The mobile industry about to undergo a major technical evolution – LTE. In addition to delivering high-speed access to the “mobile internet”, LTE offers exceedingly low latency. The type of latency that will make the VoIP Quality of Experience comparable with current circuit switched voice.

Latency is the time it takes a packet to get across a network, and low latency critical to delivering an acceptable VoIP service. LTE in the US offers latency that’s quite often 10 times (or more) faster than 3G/HSPA networks. Many mobile VoIP services encourage usage over Wi-Fi because it delivers latency as fast, if not faster than, LTE.

The introduction of a nationwide LTE network gives any subscriber with a smartphone access to a low latency, high speed mobile internet akin to what they have come to expect in a fixed-line environment. Now one of the key barriers to mobile VoIP adoption, network performance, has been solved.

It’s easy to imagine a subscriber bringing home a brand-new LTE smartphone and immediately downloading an OTT VoIP product like Skype. Driven by rate arbitrage and encouraged by network performance, subscribers are quickly becoming comfortable with mobile VoIP.

Rather than training subscribers how and when to use these services, mobile operators need to own the mobile VoIP space. It’s within reach. First, they need a mobile VoIP product that sits side-by-side with OTT products.

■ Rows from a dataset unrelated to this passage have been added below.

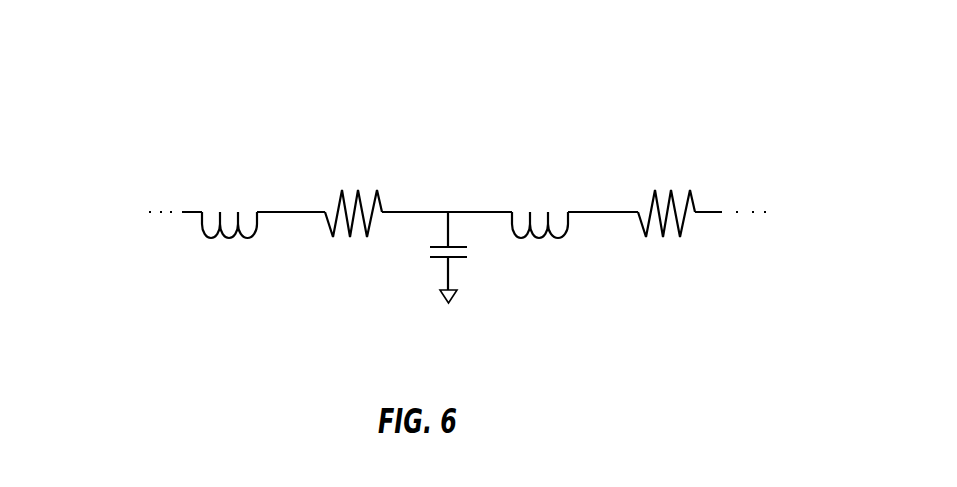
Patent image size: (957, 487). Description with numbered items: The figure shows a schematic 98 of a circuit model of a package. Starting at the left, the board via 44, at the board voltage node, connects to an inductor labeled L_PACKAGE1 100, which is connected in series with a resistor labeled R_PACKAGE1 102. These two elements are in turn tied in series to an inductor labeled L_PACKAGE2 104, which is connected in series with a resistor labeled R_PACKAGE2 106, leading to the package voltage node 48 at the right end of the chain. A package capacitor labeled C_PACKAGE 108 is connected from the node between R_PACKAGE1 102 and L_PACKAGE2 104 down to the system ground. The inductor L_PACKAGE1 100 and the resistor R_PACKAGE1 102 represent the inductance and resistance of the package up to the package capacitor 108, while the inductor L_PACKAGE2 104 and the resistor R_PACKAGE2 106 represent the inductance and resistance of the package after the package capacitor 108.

The schematic 98 is at (163, 80).
The board via 44 is at (140, 212).
The package voltage node (V package) 48 is at (752, 210).
The inductor L_PACKAGE1 100 is at (230, 238).
The resistor R_PACKAGE1 102 is at (350, 237).
The inductor L_PACKAGE2 104 is at (558, 237).
The resistor R_PACKAGE2 106 is at (660, 235).
The package capacitor C_PACKAGE 108 is at (428, 253).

Users already have a trusted relationship with their mobile providers, and will often turn to a brand they know for a solution first. Operators can easily fill this gap by offering a branded mobile VoIP product.

Next, operators can take advantage of the branding opportunity afforded by getting away from the generic dialer. Skype, Fring, Viber are solidifying their brand every time people use their products. The icon, the user interface, the service is all branded.

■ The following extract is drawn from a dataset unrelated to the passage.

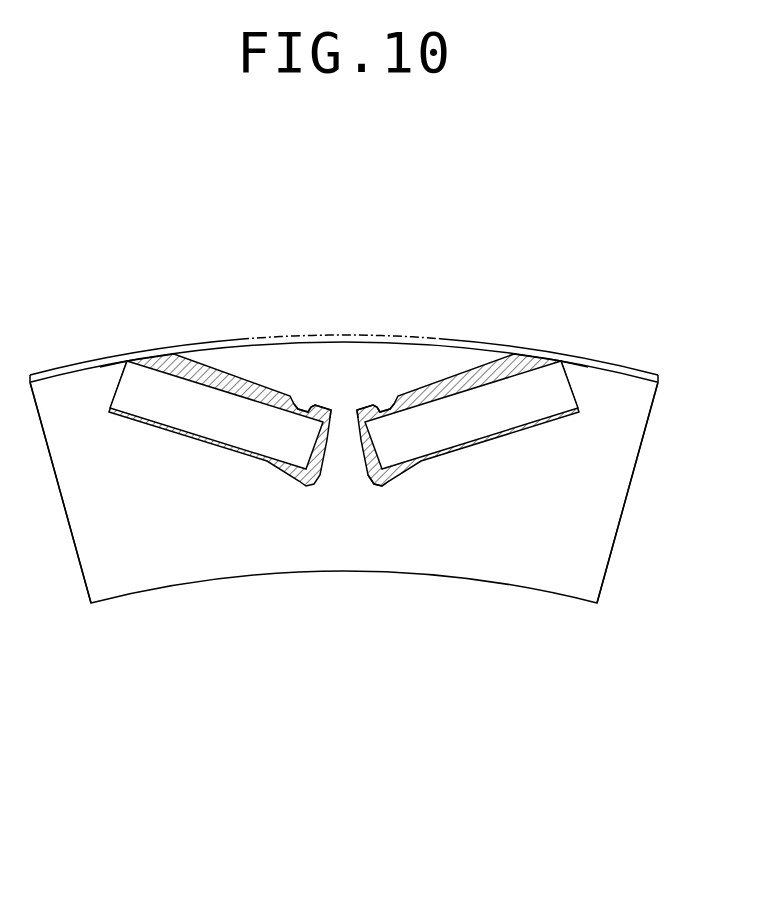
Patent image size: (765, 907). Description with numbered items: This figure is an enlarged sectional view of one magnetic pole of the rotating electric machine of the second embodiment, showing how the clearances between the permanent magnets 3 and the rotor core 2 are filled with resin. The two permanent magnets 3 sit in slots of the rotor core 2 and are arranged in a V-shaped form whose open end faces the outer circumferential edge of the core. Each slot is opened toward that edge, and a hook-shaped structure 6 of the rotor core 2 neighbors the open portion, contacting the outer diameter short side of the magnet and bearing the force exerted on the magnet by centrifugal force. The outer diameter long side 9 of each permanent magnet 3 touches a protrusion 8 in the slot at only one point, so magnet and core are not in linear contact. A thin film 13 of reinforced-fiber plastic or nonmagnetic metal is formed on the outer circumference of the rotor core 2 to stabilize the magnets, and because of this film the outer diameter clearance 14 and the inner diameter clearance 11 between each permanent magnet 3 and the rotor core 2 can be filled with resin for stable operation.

Yet mobile operators are relegated to the un-branded and un-differentiated generic dialer icon on every smartphone. They can create a branded VoIP product which engages customers and provides a differentiated user, and potentially service, experience.

Under the umbrella of this branded VoIP Application user interface, mobile operators can begin transitioning subscribers from the circuit-switched network to a comprehensive mobile VoIP service experience. As users turn to the operator-branded application, calls and texts can be routed via VoIP over IP networks, such as LTE and Wi-Fi, or delivered via circuit connectivity over 3G or GSM.

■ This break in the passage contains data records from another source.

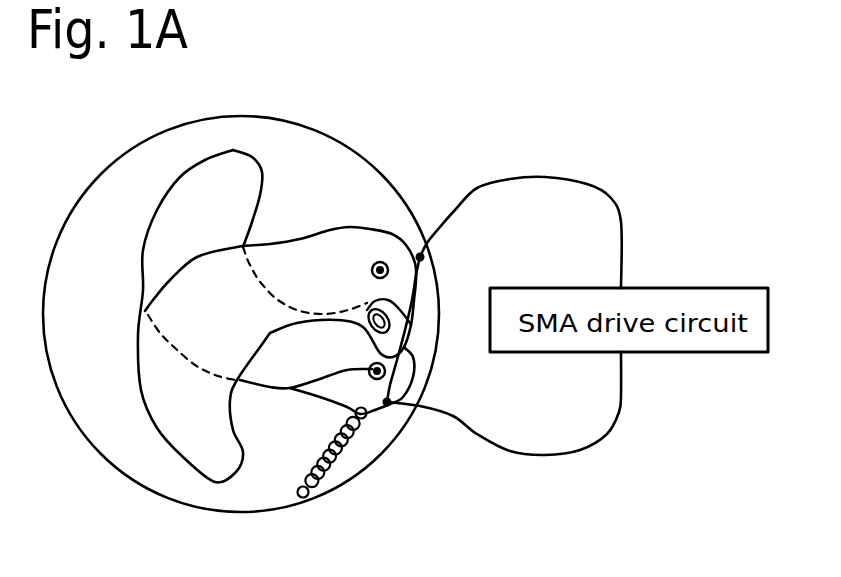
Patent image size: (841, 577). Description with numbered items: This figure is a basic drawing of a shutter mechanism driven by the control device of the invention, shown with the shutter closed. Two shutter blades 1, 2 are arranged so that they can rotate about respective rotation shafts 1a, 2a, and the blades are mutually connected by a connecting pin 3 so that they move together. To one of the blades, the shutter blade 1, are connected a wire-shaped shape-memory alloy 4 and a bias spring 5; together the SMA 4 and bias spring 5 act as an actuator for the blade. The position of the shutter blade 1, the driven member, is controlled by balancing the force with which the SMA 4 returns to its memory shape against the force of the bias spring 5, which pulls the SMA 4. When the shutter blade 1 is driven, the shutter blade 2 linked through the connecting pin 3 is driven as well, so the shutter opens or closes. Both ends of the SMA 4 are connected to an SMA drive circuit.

The shutter blade 1 is at (183, 223).
The rotation shaft 1a is at (283, 390).
The shutter blade 2 is at (153, 405).
The rotation shaft 2a is at (380, 260).
The connecting pin 3 is at (370, 313).
The shape-memory alloy (SMA) 4 is at (422, 300).
The bias spring 5 is at (343, 447).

Over time, the app’s call routing decision can prefer VoIP-enabled networks and next generation SIP/IMS infrastructure, actively migrating customers onto the more efficient IP transport.

Without a plan to manage the transition to IP and the mobile internet, service providers risk leaving the door open to relentless OTT VoIP providers. The industry is on the cusp of a major technology transition to LTE, and it’s time for mobile providers to defend their voice and SMS services in this brave new world.

Steve Shaw is vice president of marketing for Kineto Wireless and is responsible for the product marketing and corporate communication strategies of Kineto's product lines. A frequent speaker, blogger and general evangelist for Wi-Fi and mobile solutions, Steve has nearly 20 years experience in product, marketing, and business development roles with telecommunications companies. Prior to joining Kineto, he worked as the marketing director for net.com, a communications equipment company. He was also director of market development for Jetstream Communications, the leading supplier of voice over broadband equipment to incumbent and competitive local exchange carriers worldwide. Steve began his career with Dialogic, eventually becoming the director of Dialogic's $20m/year CBF product line. He holds a bachelor's degree in computer science from University of Southern California.